Published on July 7th, 2006 | by Hans Fruck


The Double Life of Veronique

We’re indefatigable story makers, we homo sapiens. The impulse is so strong that confronted with a few incidents, artefacts, and images most of us can’t help but fashion a narrative from them.

Much-acclaimed Polish director Krzysztof Kieslowski (1941–96) plays with this in The Double Life of Veronique (1991), a film that gives short shrift to exposition, leaving viewers to navigate their own way through the film’s ellipses.

The Double Life of Veronique is the story of two identical young women (both played by Irène Jacob). Veronika lives in Poland; Veronique in France. The film begins with Veronika. Veronika’s close to her father and sort of in love with a man. She’s a normal young woman in all but two ways: she has an astonishing, angelic voice; and she’s haunted by an ineffable feeling that she’s not ‘alone’ – though when she mentions this to her father, she can’t explain what she means.

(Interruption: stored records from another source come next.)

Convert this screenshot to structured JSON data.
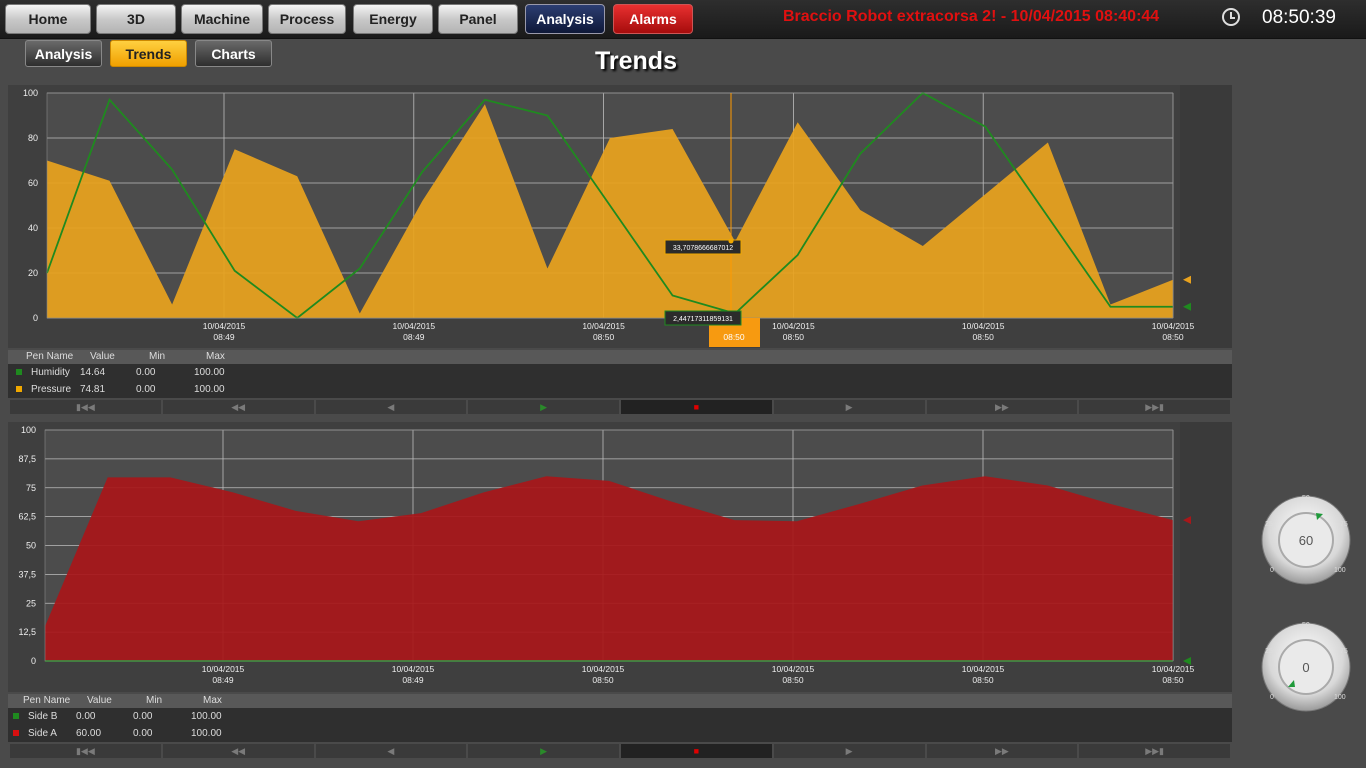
{
  "nav": {
    "home": "Home",
    "threeD": "3D",
    "machine": "Machine",
    "process": "Process",
    "energy": "Energy",
    "panel": "Panel",
    "analysis": "Analysis",
    "alarms": "Alarms"
  },
  "alarm_message": "Braccio Robot extracorsa 2! - 10/04/2015 08:40:44",
  "clock": {
    "icon": "clock-icon",
    "time": "08:50:39"
  },
  "subtabs": {
    "analysis": "Analysis",
    "trends": "Trends",
    "charts": "Charts"
  },
  "page_title": "Trends",
  "table1": {
    "headers": [
      "Pen Name",
      "Value",
      "Min",
      "Max"
    ],
    "rows": [
      {
        "name": "Humidity",
        "value": "14.64",
        "min": "0.00",
        "max": "100.00",
        "color": "#1f8a1f"
      },
      {
        "name": "Pressure",
        "value": "74.81",
        "min": "0.00",
        "max": "100.00",
        "color": "#f0a800"
      }
    ]
  },
  "table2": {
    "headers": [
      "Pen Name",
      "Value",
      "Min",
      "Max"
    ],
    "rows": [
      {
        "name": "Side B",
        "value": "0.00",
        "min": "0.00",
        "max": "100.00",
        "color": "#1f8a1f"
      },
      {
        "name": "Side A",
        "value": "60.00",
        "min": "0.00",
        "max": "100.00",
        "color": "#d81010"
      }
    ]
  },
  "playback_controls": [
    "first-icon",
    "rewind-icon",
    "step-back-icon",
    "play-icon",
    "stop-icon",
    "step-forward-icon",
    "fast-forward-icon",
    "last-icon"
  ],
  "knobs": [
    {
      "value": "60",
      "scale": [
        "0",
        "25",
        "50",
        "75",
        "100"
      ]
    },
    {
      "value": "0",
      "scale": [
        "0",
        "25",
        "50",
        "75",
        "100"
      ]
    }
  ],
  "chart_data": [
    {
      "type": "area",
      "yticks": [
        "0",
        "20",
        "40",
        "60",
        "80",
        "100"
      ],
      "ylim": [
        0,
        100
      ],
      "xticks": [
        {
          "date": "10/04/2015",
          "time": "08:49"
        },
        {
          "date": "10/04/2015",
          "time": "08:49"
        },
        {
          "date": "10/04/2015",
          "time": "08:50"
        },
        {
          "date": "10/04/2015",
          "time": "08:50"
        },
        {
          "date": "10/04/2015",
          "time": "08:50"
        },
        {
          "date": "10/04/2015",
          "time": "08:50"
        }
      ],
      "cursor": {
        "time": "08:50",
        "pressure_label": "33,7078666687012",
        "humidity_label": "2,44717311859131"
      },
      "series": [
        {
          "name": "Pressure",
          "kind": "area",
          "color": "#e8a21e",
          "values": [
            70,
            61,
            6,
            75,
            63,
            2,
            52,
            95,
            22,
            80,
            84,
            34,
            87,
            48,
            32,
            55,
            78,
            6,
            17
          ]
        },
        {
          "name": "Humidity",
          "kind": "line",
          "color": "#1f8a1f",
          "values": [
            20,
            97,
            66,
            21,
            0,
            22,
            65,
            97,
            90,
            50,
            10,
            2,
            28,
            73,
            100,
            85,
            45,
            5,
            5
          ]
        }
      ]
    },
    {
      "type": "area",
      "yticks": [
        "0",
        "12,5",
        "25",
        "37,5",
        "50",
        "62,5",
        "75",
        "87,5",
        "100"
      ],
      "ylim": [
        0,
        100
      ],
      "xticks": [
        {
          "date": "10/04/2015",
          "time": "08:49"
        },
        {
          "date": "10/04/2015",
          "time": "08:49"
        },
        {
          "date": "10/04/2015",
          "time": "08:50"
        },
        {
          "date": "10/04/2015",
          "time": "08:50"
        },
        {
          "date": "10/04/2015",
          "time": "08:50"
        },
        {
          "date": "10/04/2015",
          "time": "08:50"
        }
      ],
      "series": [
        {
          "name": "Side A",
          "kind": "area",
          "color": "#a8171a",
          "values": [
            15,
            79.5,
            79.5,
            73,
            65,
            60.5,
            64,
            73,
            80,
            78,
            69,
            61,
            60.5,
            68,
            76,
            80,
            76,
            68,
            61
          ]
        },
        {
          "name": "Side B",
          "kind": "line",
          "color": "#1f8a1f",
          "values": [
            0,
            0,
            0,
            0,
            0,
            0,
            0,
            0,
            0,
            0,
            0,
            0,
            0,
            0,
            0,
            0,
            0,
            0,
            0
          ]
        }
      ]
    }
  ]
}
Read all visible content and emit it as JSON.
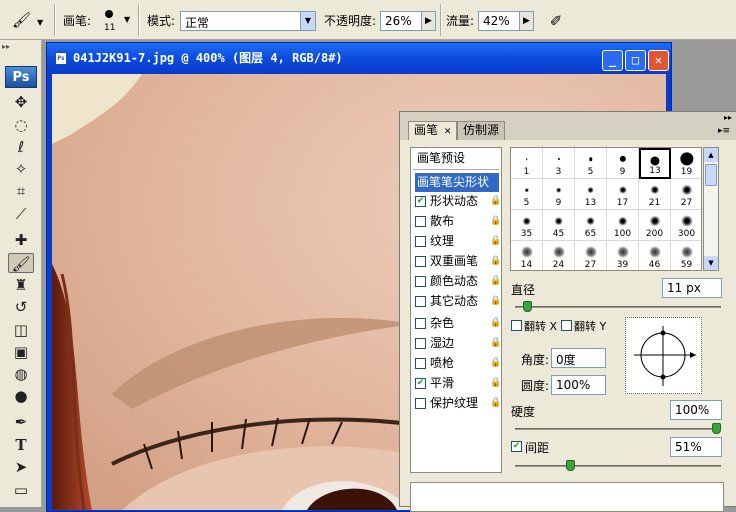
{
  "options_bar": {
    "brush_label": "画笔:",
    "brush_size": "11",
    "mode_label": "模式:",
    "mode_value": "正常",
    "opacity_label": "不透明度:",
    "opacity_value": "26%",
    "flow_label": "流量:",
    "flow_value": "42%"
  },
  "toolbox": {
    "logo": "Ps"
  },
  "document": {
    "title": "041J2K91-7.jpg @ 400% (图层 4, RGB/8#)"
  },
  "brush_panel": {
    "tabs": [
      "画笔",
      "仿制源"
    ],
    "presets_label": "画笔预设",
    "tip_shape_label": "画笔笔尖形状",
    "options": [
      {
        "label": "形状动态",
        "checked": true
      },
      {
        "label": "散布",
        "checked": false
      },
      {
        "label": "纹理",
        "checked": false
      },
      {
        "label": "双重画笔",
        "checked": false
      },
      {
        "label": "颜色动态",
        "checked": false
      },
      {
        "label": "其它动态",
        "checked": false
      },
      {
        "label": "杂色",
        "checked": false
      },
      {
        "label": "湿边",
        "checked": false
      },
      {
        "label": "喷枪",
        "checked": false
      },
      {
        "label": "平滑",
        "checked": true
      },
      {
        "label": "保护纹理",
        "checked": false
      }
    ],
    "brush_tips": [
      "1",
      "3",
      "5",
      "9",
      "13",
      "19",
      "5",
      "9",
      "13",
      "17",
      "21",
      "27",
      "35",
      "45",
      "65",
      "100",
      "200",
      "300",
      "14",
      "24",
      "27",
      "39",
      "46",
      "59"
    ],
    "selected_tip": "13",
    "diameter_label": "直径",
    "diameter_value": "11 px",
    "diameter_fraction": 0.04,
    "flip_x_label": "翻转 X",
    "flip_y_label": "翻转 Y",
    "angle_label": "角度:",
    "angle_value": "0度",
    "roundness_label": "圆度:",
    "roundness_value": "100%",
    "hardness_label": "硬度",
    "hardness_value": "100%",
    "hardness_fraction": 1.0,
    "spacing_label": "间距",
    "spacing_checked": true,
    "spacing_value": "51%",
    "spacing_fraction": 0.26
  }
}
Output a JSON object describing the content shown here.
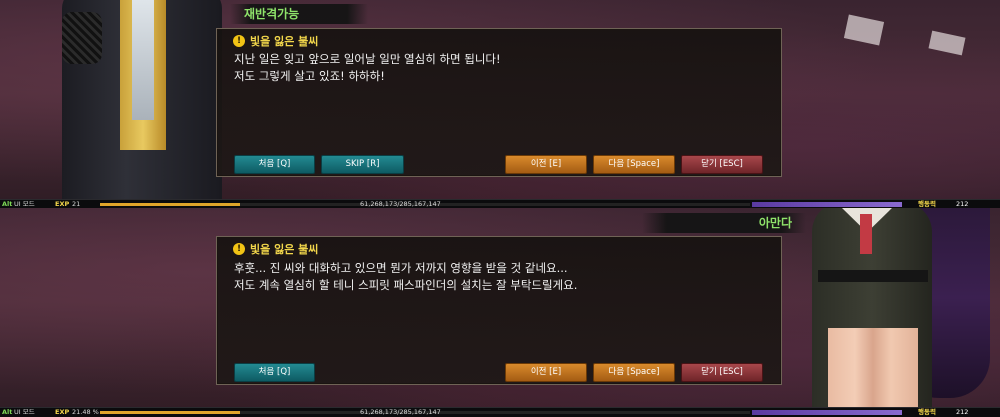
{
  "top_panel": {
    "speaker_name": "재반격가능",
    "subtitle": "빛을 잃은 불씨",
    "lines": [
      "지난 일은 잊고 앞으로 일어날 일만 열심히 하면 됩니다!",
      "저도 그렇게 살고 있죠! 하하하!"
    ],
    "buttons": {
      "first": "처음 [Q]",
      "skip": "SKIP [R]",
      "prev": "이전 [E]",
      "next": "다음 [Space]",
      "close": "닫기 [ESC]"
    }
  },
  "bottom_panel": {
    "speaker_name": "아만다",
    "subtitle": "빛을 잃은 불씨",
    "lines": [
      "후훗... 진 씨와 대화하고 있으면 뭔가 저까지 영향을 받을 것 같네요...",
      "저도 계속 열심히 할 테니 스피릿 패스파인더의 설치는 잘 부탁드릴게요."
    ],
    "buttons": {
      "first": "처음 [Q]",
      "prev": "이전 [E]",
      "next": "다음 [Space]",
      "close": "닫기 [ESC]"
    }
  },
  "status_top": {
    "alt": "Alt",
    "ui_mode": "UI 모드",
    "exp_label": "EXP",
    "exp_percent": "21",
    "exp_fraction": 0.2148,
    "exp_total": "61,268,173/285,167,147",
    "ap_label": "행동력",
    "ap_value": "212"
  },
  "status_bottom": {
    "alt": "Alt",
    "ui_mode": "UI 모드",
    "exp_label": "EXP",
    "exp_percent": "21.48 %",
    "exp_fraction": 0.2148,
    "exp_total": "61,268,173/285,167,147",
    "ap_label": "행동력",
    "ap_value": "212"
  },
  "icons": {
    "warning": "exclamation-circle-icon"
  },
  "colors": {
    "speaker_subtitle": "#f2d64b",
    "name_tag": "#8fe36a",
    "teal_button": "#238a92",
    "orange_button": "#d98a2c",
    "red_button": "#a8474b"
  }
}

One day, on the streets of Krakow, she glimpses Veronique climbing aboard a tour bus and snapping photographs. Veronique is oblivious to her double, though she does unknowingly photograph Veronika, who stands dumbstruck, staring at Veronique, amid the turbulence of an anti-government protest. Later when Veronika collapses and dies while singing on stage, Veronique, back in Paris, feels an inexplicable surge of grief, telling her father that she feels as if she’s ‘lost’ someone.

The plot of this film is only lightly sketched. It’s best understood as a series of beautifully photographed and brilliantly scored rhymes and vignettes. You can see the ‘story’, such that it is, as a metaphor for the differing fates of Poland and France, or as a meditation on free will. However, it seems shameful to reduce the poetry and piercing melancholy of this film to something as banal as a ‘theme’. More than anything, this is a film that strains to capture moments and presentiments, not acts. Its premise is that fleeting, everyday moments – that aren’t normally cinematic or conversational fodder – are often the points of greatest poignance and completion.

Irène Jacob is the window into all of this. She gives a heightened performance as the buoyant and coquettish Veronika, and an exquisite one as the sorrowfully introspective Veronique. This, one of Kieslowski’s most loved films, is a glorious intersection of art and emotion.